On-path attack
Search terms used to query web search engines contain significant amounts of sensitive information and the aggregation and use of these terms constitutes a severe privacy breach (information exposure).
The most impactful attack is based on the common flaw of simply not encrypting sensitive data, or when encrypting is employed, using weak key generation and management, weak algorithms, protocol and ciphers, especially for password hashing storage techniques. For data in transit, server side weaknesses are easy to detect, but hard for data at rest. Failure to encrypt (properly) can compromise all data which require protection as defined by laws or regulations such as the EU GDPR or local privacy laws.
A usual suspect can monitor network traffic, for example at an insecure wireless network, downgrade connection from HTTPS to HTTP, intercept requests, and steal the user’s session cookie. The attacker can then replay this cookie and can hijack a user’s (authenticated) session, accessing or modifying the user’s private data or alter all transported data. This means he or she can learn all of the queries without any threat of retribution.
See Network attacks and Application hacking.
Known mitigations
A possible solution has been proposed by Yehuda Lindell and Erez Waisbard, in the form of a highly efficient cryptographic protocol for parties to mix their inputs that guarantees privacy in the presence of malicious adversaries. Unlike the usual setting of mixnets, in this solution the parties themselves carry out the mix. The novelty of the approach is based on the observation that, unlike the setting of voting where mixnets are usually applied, the guarantee of correctness is not necessary for private web search. That is, a malicious participant is allowed to carry out a “denial of service” type attack, causing the search to fail. In return, the expensive zero-knowledge proofs of correctness in every stage of the mix can be omitted, making it faster than the known mixnet solutions.
Data controller
Classify data processed, stored or transmitted. Identify which data is sensitive according to privacy laws or regulatory requirements and apply controls as per the classification.
Do not store sensitive data unnecessarily in the indexes or dictionaries. Discard it as soon as possible or use PCI DSS compliant tokenisation or even truncation. Data that is not retained cannot be stolen.

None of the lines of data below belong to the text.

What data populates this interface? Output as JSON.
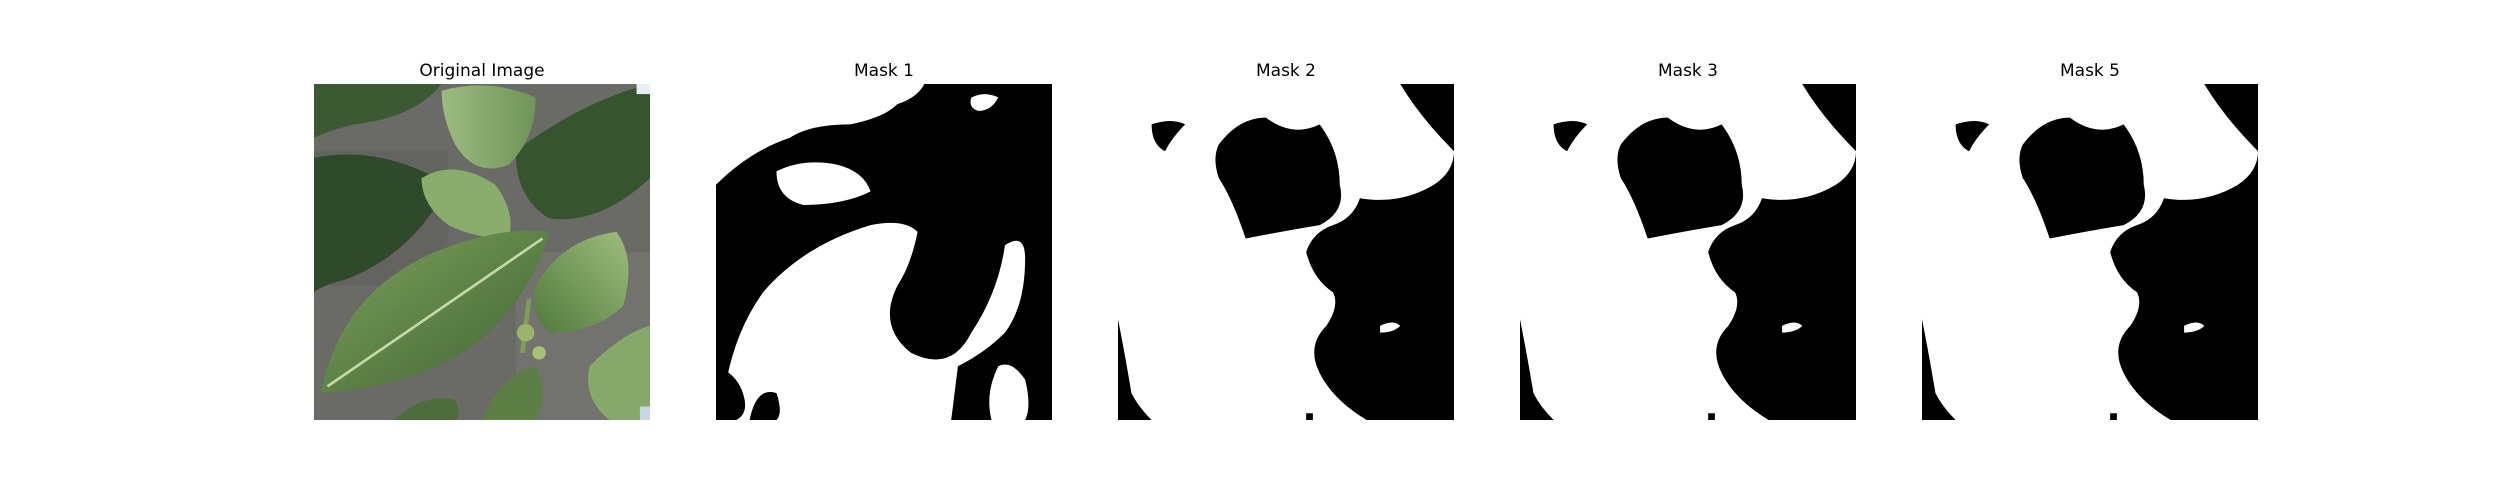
{
  "figure": {
    "panels": [
      {
        "title": "Original Image",
        "kind": "photo",
        "subject": "leaves"
      },
      {
        "title": "Mask 1",
        "kind": "mask",
        "variant": "mask-a"
      },
      {
        "title": "Mask 2",
        "kind": "mask",
        "variant": "mask-b"
      },
      {
        "title": "Mask 3",
        "kind": "mask",
        "variant": "mask-b"
      },
      {
        "title": "Mask 5",
        "kind": "mask",
        "variant": "mask-b"
      }
    ]
  },
  "colors": {
    "background": "#ffffff",
    "mask_foreground": "#ffffff",
    "mask_background": "#000000",
    "leaf_dark": "#2f4a2a",
    "leaf_mid": "#5a7f45",
    "leaf_light": "#a9c58c",
    "ground": "#6b6b68"
  }
}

Encrypt all sensitive data at rest.
Use up-to-date and strong standard algorithms, protocols, and keys, and use proper key management.
Encrypt all data in transit with secure protocols.
Disable caching for responses that contain sensitive data.
Store passwords using strong adaptive and salted hashing functions with a work factor (delay factor), such as Argon2, scrypt, bcrypt or PBKDF2.
Audit the effectiveness of configuration and settings.